Dans A Journey That Wasn’t, un orchestre symphonique, installé sur une patinoire de Central Park, joue la topographie d’une île inconnue, née de la fonte des banquises, qui provoque une superposition de glaciers par transparence semblable à des origamis de papier, sous le regard attentif d’un public réuni en une sorte de communauté postcyberpunk.
La lumière et la brume épaisse permettent l’accumulation de ces formes d’où jaillissent les scènes oniriques d’un déplacement vers l’Antarctique. Deux lieux à fortes connotations.
Central Park abondent les images communes d’un grand espace vert préservé, entouré d’une forteresse de gratte-ciels dominant la cime des arbres de plusieurs dizaines de mètres. Sur ce point, Pierre Huyghe se réfère plutôt à la faculté du paysage new-yorkais d’inspirer de nombreux récits d’anticipation, par les aspects futuristes de son architecture porteuse d’une ombre sur l’homme et la nature.
L’Antartique renvoie aux effets climatiques sur un continent tragiquement beau qui déborde nos capacités d’imagination, tant par sa situation géographique que par ses conditions d’accès — seules aujourd’hui les activités scientifiques sont autorisées à y séjourner.
De son embarcation, Pierre Huyghe conserve les aspects dématérialisés d’un espace chargé d’une énergie à la fois hostile et paisible.
Le film est caractéristique d’une articulation entre l’art et la science qui est abordée au travers d’une histoire ni totalement réelle, ni totalement fictionnelle.

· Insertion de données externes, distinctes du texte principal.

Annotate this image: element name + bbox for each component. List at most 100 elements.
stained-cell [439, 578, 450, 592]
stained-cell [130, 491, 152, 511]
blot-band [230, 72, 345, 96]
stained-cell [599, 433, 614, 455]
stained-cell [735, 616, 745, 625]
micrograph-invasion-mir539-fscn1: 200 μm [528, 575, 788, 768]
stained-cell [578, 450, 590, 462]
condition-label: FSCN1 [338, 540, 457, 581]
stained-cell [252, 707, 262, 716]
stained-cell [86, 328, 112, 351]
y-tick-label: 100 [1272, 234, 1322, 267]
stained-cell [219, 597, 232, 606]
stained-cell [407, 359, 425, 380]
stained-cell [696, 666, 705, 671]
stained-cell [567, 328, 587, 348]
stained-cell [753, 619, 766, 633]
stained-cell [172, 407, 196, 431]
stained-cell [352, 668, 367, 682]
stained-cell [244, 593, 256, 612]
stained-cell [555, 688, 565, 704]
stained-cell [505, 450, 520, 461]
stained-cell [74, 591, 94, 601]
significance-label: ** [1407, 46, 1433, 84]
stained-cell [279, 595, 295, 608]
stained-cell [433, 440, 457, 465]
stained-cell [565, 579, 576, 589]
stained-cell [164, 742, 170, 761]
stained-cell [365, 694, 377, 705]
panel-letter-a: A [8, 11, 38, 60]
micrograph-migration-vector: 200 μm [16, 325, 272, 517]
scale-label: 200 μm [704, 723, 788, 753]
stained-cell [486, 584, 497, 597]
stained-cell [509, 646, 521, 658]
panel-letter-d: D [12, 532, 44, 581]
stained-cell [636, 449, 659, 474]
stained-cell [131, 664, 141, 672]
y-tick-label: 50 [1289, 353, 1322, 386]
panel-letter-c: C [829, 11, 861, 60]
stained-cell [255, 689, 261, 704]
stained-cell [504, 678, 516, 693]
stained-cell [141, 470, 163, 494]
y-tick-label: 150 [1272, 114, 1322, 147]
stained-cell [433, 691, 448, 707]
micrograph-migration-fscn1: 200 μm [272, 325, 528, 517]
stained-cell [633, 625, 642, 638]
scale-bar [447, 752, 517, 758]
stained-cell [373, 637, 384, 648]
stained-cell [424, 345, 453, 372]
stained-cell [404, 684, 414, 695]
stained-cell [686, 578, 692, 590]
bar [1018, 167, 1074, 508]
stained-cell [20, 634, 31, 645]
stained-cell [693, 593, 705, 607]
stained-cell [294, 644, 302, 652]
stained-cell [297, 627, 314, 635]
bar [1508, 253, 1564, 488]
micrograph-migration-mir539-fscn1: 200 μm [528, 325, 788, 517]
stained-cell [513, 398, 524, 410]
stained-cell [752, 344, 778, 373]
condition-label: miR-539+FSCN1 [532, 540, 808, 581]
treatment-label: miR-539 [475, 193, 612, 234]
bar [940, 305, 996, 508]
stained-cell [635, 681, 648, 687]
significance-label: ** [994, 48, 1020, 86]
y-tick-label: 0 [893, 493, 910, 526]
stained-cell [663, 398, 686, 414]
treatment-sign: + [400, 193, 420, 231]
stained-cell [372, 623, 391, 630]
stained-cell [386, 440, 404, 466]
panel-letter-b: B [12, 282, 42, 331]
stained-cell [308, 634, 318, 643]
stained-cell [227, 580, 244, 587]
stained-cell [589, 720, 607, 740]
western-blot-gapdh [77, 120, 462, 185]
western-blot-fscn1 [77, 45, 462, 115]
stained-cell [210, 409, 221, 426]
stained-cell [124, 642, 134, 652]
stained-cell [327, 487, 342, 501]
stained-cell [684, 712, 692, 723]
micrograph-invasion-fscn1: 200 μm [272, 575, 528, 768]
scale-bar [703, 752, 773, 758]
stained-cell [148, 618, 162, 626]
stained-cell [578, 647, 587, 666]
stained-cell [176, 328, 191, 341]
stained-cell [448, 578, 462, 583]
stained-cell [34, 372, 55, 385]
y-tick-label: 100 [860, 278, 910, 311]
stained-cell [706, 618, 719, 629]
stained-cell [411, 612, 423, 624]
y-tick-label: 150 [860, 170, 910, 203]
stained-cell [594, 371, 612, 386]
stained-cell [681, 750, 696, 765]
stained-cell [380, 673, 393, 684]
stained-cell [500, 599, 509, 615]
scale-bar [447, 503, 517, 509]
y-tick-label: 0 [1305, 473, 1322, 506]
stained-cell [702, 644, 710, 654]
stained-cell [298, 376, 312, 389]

Trois hommes, tous vêtus de la même combinaison, marchent à la manière de Neil Armstrong foulant la Lune. Ils sont déboussolés dans un cadre sans ligne de fuite, dans un temps suspendu et dans un espace interplanétaire.

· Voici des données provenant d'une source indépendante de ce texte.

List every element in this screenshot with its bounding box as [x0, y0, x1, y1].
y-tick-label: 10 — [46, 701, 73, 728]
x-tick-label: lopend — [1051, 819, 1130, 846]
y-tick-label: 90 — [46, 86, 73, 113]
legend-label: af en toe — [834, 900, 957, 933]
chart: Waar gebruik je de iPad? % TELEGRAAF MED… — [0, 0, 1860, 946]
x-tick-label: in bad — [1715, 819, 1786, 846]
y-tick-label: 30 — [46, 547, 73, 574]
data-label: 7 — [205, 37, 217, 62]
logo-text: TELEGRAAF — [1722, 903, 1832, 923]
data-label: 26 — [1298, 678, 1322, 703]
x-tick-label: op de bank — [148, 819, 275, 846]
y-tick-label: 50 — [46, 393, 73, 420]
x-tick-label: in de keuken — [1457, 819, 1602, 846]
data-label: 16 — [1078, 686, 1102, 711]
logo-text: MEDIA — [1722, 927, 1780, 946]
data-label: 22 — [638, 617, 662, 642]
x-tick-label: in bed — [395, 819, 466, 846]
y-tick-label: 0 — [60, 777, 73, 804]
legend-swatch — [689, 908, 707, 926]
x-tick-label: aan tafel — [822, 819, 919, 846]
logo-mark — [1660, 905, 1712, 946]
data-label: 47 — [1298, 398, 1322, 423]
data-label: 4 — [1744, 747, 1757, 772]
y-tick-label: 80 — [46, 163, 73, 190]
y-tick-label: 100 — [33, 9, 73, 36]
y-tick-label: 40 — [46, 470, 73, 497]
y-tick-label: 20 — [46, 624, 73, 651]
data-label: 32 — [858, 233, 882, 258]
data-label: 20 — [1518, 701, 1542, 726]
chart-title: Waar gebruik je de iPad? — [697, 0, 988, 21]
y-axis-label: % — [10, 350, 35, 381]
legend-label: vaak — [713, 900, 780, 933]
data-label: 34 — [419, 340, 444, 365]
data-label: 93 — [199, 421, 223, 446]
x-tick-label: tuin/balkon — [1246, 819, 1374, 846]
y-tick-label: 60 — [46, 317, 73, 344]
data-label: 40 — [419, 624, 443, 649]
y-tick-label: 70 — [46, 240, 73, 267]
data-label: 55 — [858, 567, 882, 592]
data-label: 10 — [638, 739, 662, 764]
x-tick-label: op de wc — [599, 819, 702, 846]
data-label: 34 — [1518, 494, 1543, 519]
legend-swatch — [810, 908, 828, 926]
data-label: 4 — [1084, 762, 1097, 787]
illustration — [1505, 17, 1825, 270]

Ils naviguent à bord du voilier polaire de Jean-Louis Etienne contre les murs de glace de l’océan austral.
Depuis 2003, ce voilier est baptisé Tara, et contribue à la sensibilisation des citoyens du monde sur l’importance de l’équilibre écologique de la planète.
Un spot lumineux émet des signes de reconnaissance afin d’attirer l’étrange créature sensée être seule à habiter cette fameuse île non cartographiée. Il s’agit d’un pingouin albinos, dont le déplacement en retour, de l’Antarctique à Central Park, provient vraisemblablement d’un processus mental dû au montage parallèle.
Le plan fixe sur l’iceberg pourrait bien être une traduction visuelle des topos freudiens, où l’inconscient est la partie immergée de la conscience. Pierre Huyghe intensifie ce phénomène perceptif à travers un registre allusif et compose, avec A Journey That Wasn’t, un conte d’une inquiétante étrangeté.
— A Journey That Wasn’t, 2006
. Film Super 16 mm et HD transféré sur video HD, couleur, son. 21 mn 43.